Станция метро «Горьковская» похожа на перевернутую суповую тарелку. Суп из нее не вылился, а застыл, образуя полукольцо. Там горят огни: внутри станции кипит жизнь, люди покупают жетоны – только ради того, чтобы тотчас расстаться с ними и ступить в совершенно иной мир, где лестницы двигаются вниз, а лампы медленно плывут вверх. Везде тепло и ярко, деловито стучат механизмы, можно сесть и читать, или разговаривать, или купить у поздней торговки букет цветов и глупую книжку в яркой обложке. И поезд услужливо повезет тебя домой.
Старик-бомж показал на станцию рукой, немного более торжественно, чем она заслуживала, и повторил:
– Дым родного очага. Это здесь.
И замолчал, прикрыв глаза совершенно гладкими синеватыми веками.
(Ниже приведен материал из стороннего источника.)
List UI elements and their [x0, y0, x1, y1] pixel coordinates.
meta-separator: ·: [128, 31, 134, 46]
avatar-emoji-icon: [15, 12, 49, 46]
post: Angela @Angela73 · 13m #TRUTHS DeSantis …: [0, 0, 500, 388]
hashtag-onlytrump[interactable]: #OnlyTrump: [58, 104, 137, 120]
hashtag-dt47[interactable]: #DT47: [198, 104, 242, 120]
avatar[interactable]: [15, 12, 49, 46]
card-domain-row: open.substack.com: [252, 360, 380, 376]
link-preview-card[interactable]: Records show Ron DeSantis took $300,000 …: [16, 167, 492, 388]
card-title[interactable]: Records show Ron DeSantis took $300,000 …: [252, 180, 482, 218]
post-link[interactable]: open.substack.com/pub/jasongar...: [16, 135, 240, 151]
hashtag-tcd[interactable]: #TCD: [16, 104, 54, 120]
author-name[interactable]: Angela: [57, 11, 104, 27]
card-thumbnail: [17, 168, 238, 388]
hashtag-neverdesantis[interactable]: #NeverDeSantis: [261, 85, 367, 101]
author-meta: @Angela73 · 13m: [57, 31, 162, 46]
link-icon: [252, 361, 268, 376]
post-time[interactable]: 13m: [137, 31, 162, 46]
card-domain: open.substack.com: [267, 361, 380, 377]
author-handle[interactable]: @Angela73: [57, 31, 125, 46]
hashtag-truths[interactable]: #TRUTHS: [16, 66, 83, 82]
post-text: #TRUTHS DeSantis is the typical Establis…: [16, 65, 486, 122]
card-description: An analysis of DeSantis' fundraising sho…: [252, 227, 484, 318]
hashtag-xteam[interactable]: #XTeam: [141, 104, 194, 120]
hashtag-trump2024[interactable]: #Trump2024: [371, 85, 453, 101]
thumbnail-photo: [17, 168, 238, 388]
Это случилось в самом начале шестидесятых, подумал старик. И проговорил, не поднимая век:
– Это случилось в начале ваших шестидесятых… Мы разбились.
Было очень тихо. Негромкая спокойная музыка вечера уже разливалась повсюду, она состояла из множества звуков, которые звучали в таинственном, почти невозможном согласии, – очень большой, непрерывно импровизирующий джазовый оркестр: упорядоченный хаос, производимый талантливыми хулиганами.
– В каком смысле – вы разбились? – уточнил мужчина, потому что старик на мгновение замолчал.
Бомж повернул к нему голову и открыл глаза. Светящиеся голубые плошки повисли в темном воздухе, но это не выглядело страшным. Затем огонек погас – веки снова упали.